Wouldn't that be because B cells just made more the bad antibodies? I've always looked at plasmapheresis as a test to see if a more permanent solution like Rituximab would work.

Rituximab was extremely helpful for me as it killed off the B cells making my bad antibodies and allowed a reboot to a more normal state after the B cells eventually grew back.

 

[cfs since 1998]

Anecdotally, IVIG did nothing for my daughter.

Sorry to hear that. What was the dose, frequency of infusion, and length of treatment? I believe the minimum to determine whether it works would be 4 months although it might need to be twice that long to make a difference.

However, she had plasmapheresis many times (3 / week for 3 months), and that is the only thing she's tried so far that has helped her. Plasmapheresis didn't get her anywhere near back to normal, but it did significantly improve her quality of life. Unfortunately, the benefits seem to have worn off after a year.

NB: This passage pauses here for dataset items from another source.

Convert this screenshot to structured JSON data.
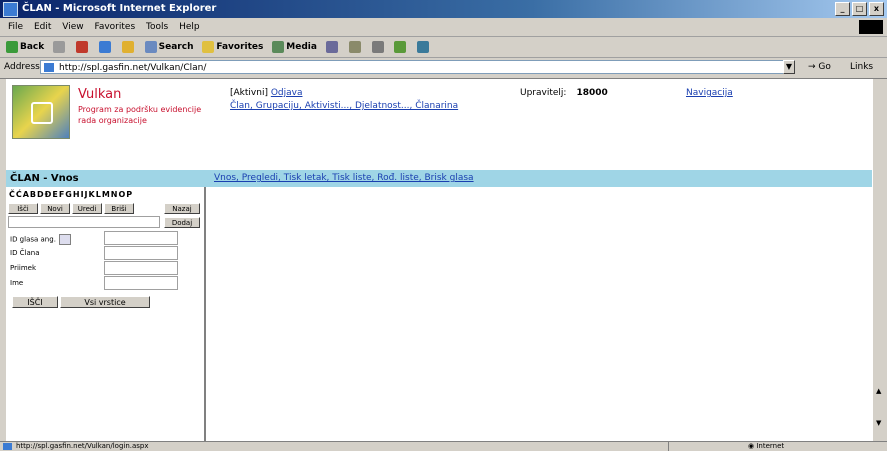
{
  "window": {
    "title": "ČLAN - Microsoft Internet Explorer",
    "buttons": [
      "_",
      "□",
      "x"
    ]
  },
  "menubar": [
    "File",
    "Edit",
    "View",
    "Favorites",
    "Tools",
    "Help"
  ],
  "toolbar": {
    "back": "Back",
    "search": "Search",
    "favorites": "Favorites",
    "media": "Media"
  },
  "address": {
    "label": "Address",
    "url": "http://spl.gasfin.net/Vulkan/Clan/",
    "go": "Go",
    "links": "Links"
  },
  "header": {
    "app_name": "Vulkan",
    "app_subtitle": "Program za podršku evidencije rada organizacije",
    "account_prefix": "[Aktivni]",
    "account_link": "Odjava",
    "nav_links": "Član, Grupaciju, Aktivisti..., Djelatnost..., Članarina",
    "user_label": "Upravitelj:",
    "user_value": "18000",
    "help_link": "Navigacija"
  },
  "section": {
    "title": "ČLAN - Vnos",
    "nav_links": "Vnos, Pregledi, Tisk letak, Tisk liste, Rođ. liste, Brisk glasa"
  },
  "leftpanel": {
    "letters": "ČĆABDĐEFGHIJKLMNOP",
    "buttons": [
      "Išči",
      "Novi",
      "Uredi",
      "Briši",
      "Nazaj",
      "Dodaj"
    ],
    "fields": [
      {
        "label": "ID glasa ang."
      },
      {
        "label": "ID Člana"
      },
      {
        "label": "Priimek"
      },
      {
        "label": "Ime"
      }
    ],
    "action_search": "IŠČI",
    "action_all": "Vsi vrstice"
  },
  "statusbar": {
    "url": "http://spl.gasfin.net/Vulkan/login.aspx",
    "zone": "Internet"
  },
  "colors": {
    "titlebar": "#0a246a",
    "strip": "#9fd5e6",
    "brand_red": "#c8102e",
    "link_blue": "#1a3fb0"
  }
}
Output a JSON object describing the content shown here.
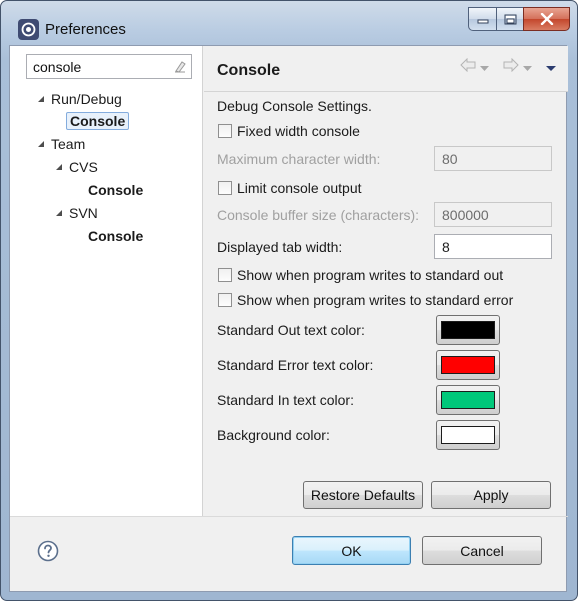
{
  "window": {
    "title": "Preferences"
  },
  "filter": {
    "value": "console"
  },
  "tree": {
    "run_debug": "Run/Debug",
    "run_debug_console": "Console",
    "team": "Team",
    "cvs": "CVS",
    "cvs_console": "Console",
    "svn": "SVN",
    "svn_console": "Console"
  },
  "page": {
    "title": "Console",
    "section_label": "Debug Console Settings.",
    "fixed_width": {
      "label": "Fixed width console",
      "checked": false
    },
    "max_char_width": {
      "label": "Maximum character width:",
      "value": "80"
    },
    "limit_output": {
      "label": "Limit console output",
      "checked": false
    },
    "buffer_size": {
      "label": "Console buffer size (characters):",
      "value": "800000"
    },
    "tab_width": {
      "label": "Displayed tab width:",
      "value": "8"
    },
    "show_stdout": {
      "label": "Show when program writes to standard out",
      "checked": false
    },
    "show_stderr": {
      "label": "Show when program writes to standard error",
      "checked": false
    },
    "colors": [
      {
        "label": "Standard Out text color:",
        "color": "#000000"
      },
      {
        "label": "Standard Error text color:",
        "color": "#ff0000"
      },
      {
        "label": "Standard In text color:",
        "color": "#00c87a"
      },
      {
        "label": "Background color:",
        "color": "#ffffff"
      }
    ],
    "restore_defaults": "Restore Defaults",
    "apply": "Apply"
  },
  "footer": {
    "ok": "OK",
    "cancel": "Cancel"
  },
  "icons": {
    "app": "eclipse-icon",
    "clear": "clear-filter-icon",
    "back": "back-arrow-icon",
    "forward": "forward-arrow-icon",
    "menu": "view-menu-icon",
    "help": "help-icon"
  }
}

Well that's something! Maybe she will need continuous treatment?

 

[kushami]

The stumbling block I see is that we don’t know what’s in the blood and what’s been taking out.

I read there’s over 250 cytokines and over 80 autoantibodies known. None of the studies have this yet as a recorded outcome of what’s there and removed. And even if they are removed, do they come back?

I’m please to see this research but there still seems a long way to go.

The study says that they looked at four autoantibodies and found that, of those four, patients felt better when ꞵ-adrenergic and M3-muscarinic receptor antibodies were lower.

I assume that when the study is forrmally published, data tables will be included. Or maybe they will be added to the preprint. I think authors sometimes update it several times along the way. This reads like an abstract at this point.

 

[Sad Dad]

Wouldn't that be because B cells just made more the bad antibodies? I've always looked at plasmapheresis as a test to see if a more permanent solution like Rituximab would work.

Rituximab was extremely helpful for me as it killed off the B cells making my bad antibodies and allowed a reboot to a more normal state after the B cells eventually grew back.

That's an interesting perspective. We tried apheresis as a result of the micro-clot trials that were new about 2 years ago. As @Treeman said, the problem is that we don't know what was being filtered out of her blood that helped.